As previously stated in Section 3, in each iteration of ICCA method, we discard the least important features from GM and WM, respectively. Note that here the number of discarded features are set up conservatively in order to avoid missing the potential features that maybe important for PD/NC classification. A smarter dropping out way could be redesigned in the feature selection strategy to optimize the whole feature selection framework in our future work. Besides, another limitation of our proposed ICCA based feature selection method is that it can only explore relationships between two views of features one time. Thus, we will also find the solution to extend the proposed method so that it can handle more than two views of features simultaneously, which can make it more feasible in the feature selection domain.
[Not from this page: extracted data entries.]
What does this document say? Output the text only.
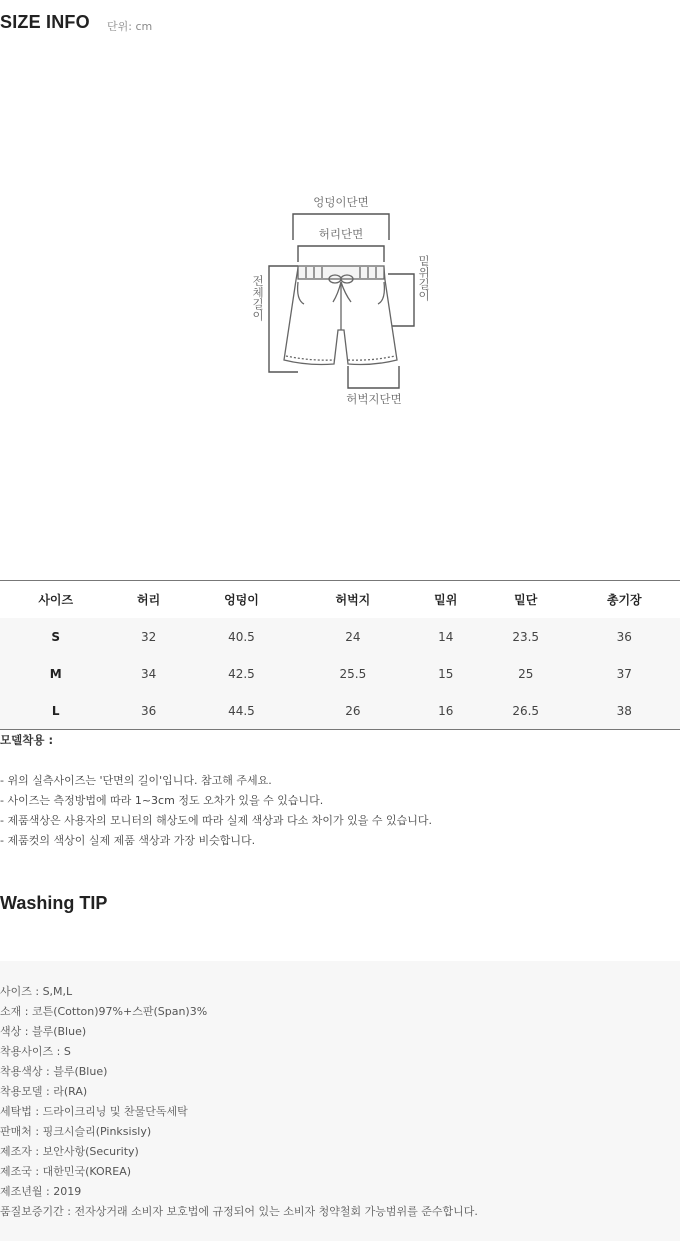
SIZE INFO 단위: cm
엉덩이단면
허리단면
허벅지단면
전체길이	밑위길이
사이즈	허리	엉덩이	허벅지	밑위	밑단	총기장
S	32	40.5	24	14	23.5	36
M	34	42.5	25.5	15	25	37
L	36	44.5	26	16	26.5	38
모델착용 :
- 위의 실측사이즈는 '단면의 길이'입니다. 참고해 주세요.
- 사이즈는 측정방법에 따라 1~3cm 정도 오차가 있을 수 있습니다.
- 제품색상은 사용자의 모니터의 해상도에 따라 실제 색상과 다소 차이가 있을 수 있습니다.
- 제품컷의 색상이 실제 제품 색상과 가장 비슷합니다.
Washing TIP
사이즈 : S,M,L
소재 : 코튼(Cotton)97%+스판(Span)3%
색상 : 블루(Blue)
착용사이즈 : S
착용색상 : 블루(Blue)
착용모델 : 라(RA)
세탁법 : 드라이크리닝 및 찬물단독세탁
판매처 : 핑크시슬리(Pinksisly)
제조자 : 보안사항(Security)
제조국 : 대한민국(KOREA)
제조년월 : 2019
품질보증기간 : 전자상거래 소비자 보호법에 규정되어 있는 소비자 청약철회 가능범위를 준수합니다.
Except for the further optimization on the efficiency and performance of proposed ICCA based feature selection method, another future work is improving the classification method for PD diagnosis, which is currently implemented using RLDA classifier in this paper. Although RLDA is able to achieve favorable classification performance which has been validated in Section 4.1, it is not able to model the nonlinear relationship between features and labels since RLDA is a linear classifier. Therefore, using a nonlinear classifier in the classification would make the proposed method be able to utilize feature information in the different way, which may conduce to at least equal or better than linear classifier. Finally, there is only structure information in T1 MR images used in this study. Thus, we will also turn to other modalities for the PD diagnosis apart from the T1-weighted MR images, such as diffusion tensor imaging (DTI) and function MRI (fMRI). The integrated feature information from multi-modality images can provide more comprehensive details, which can be utilized by the proposed framework for better classification performance.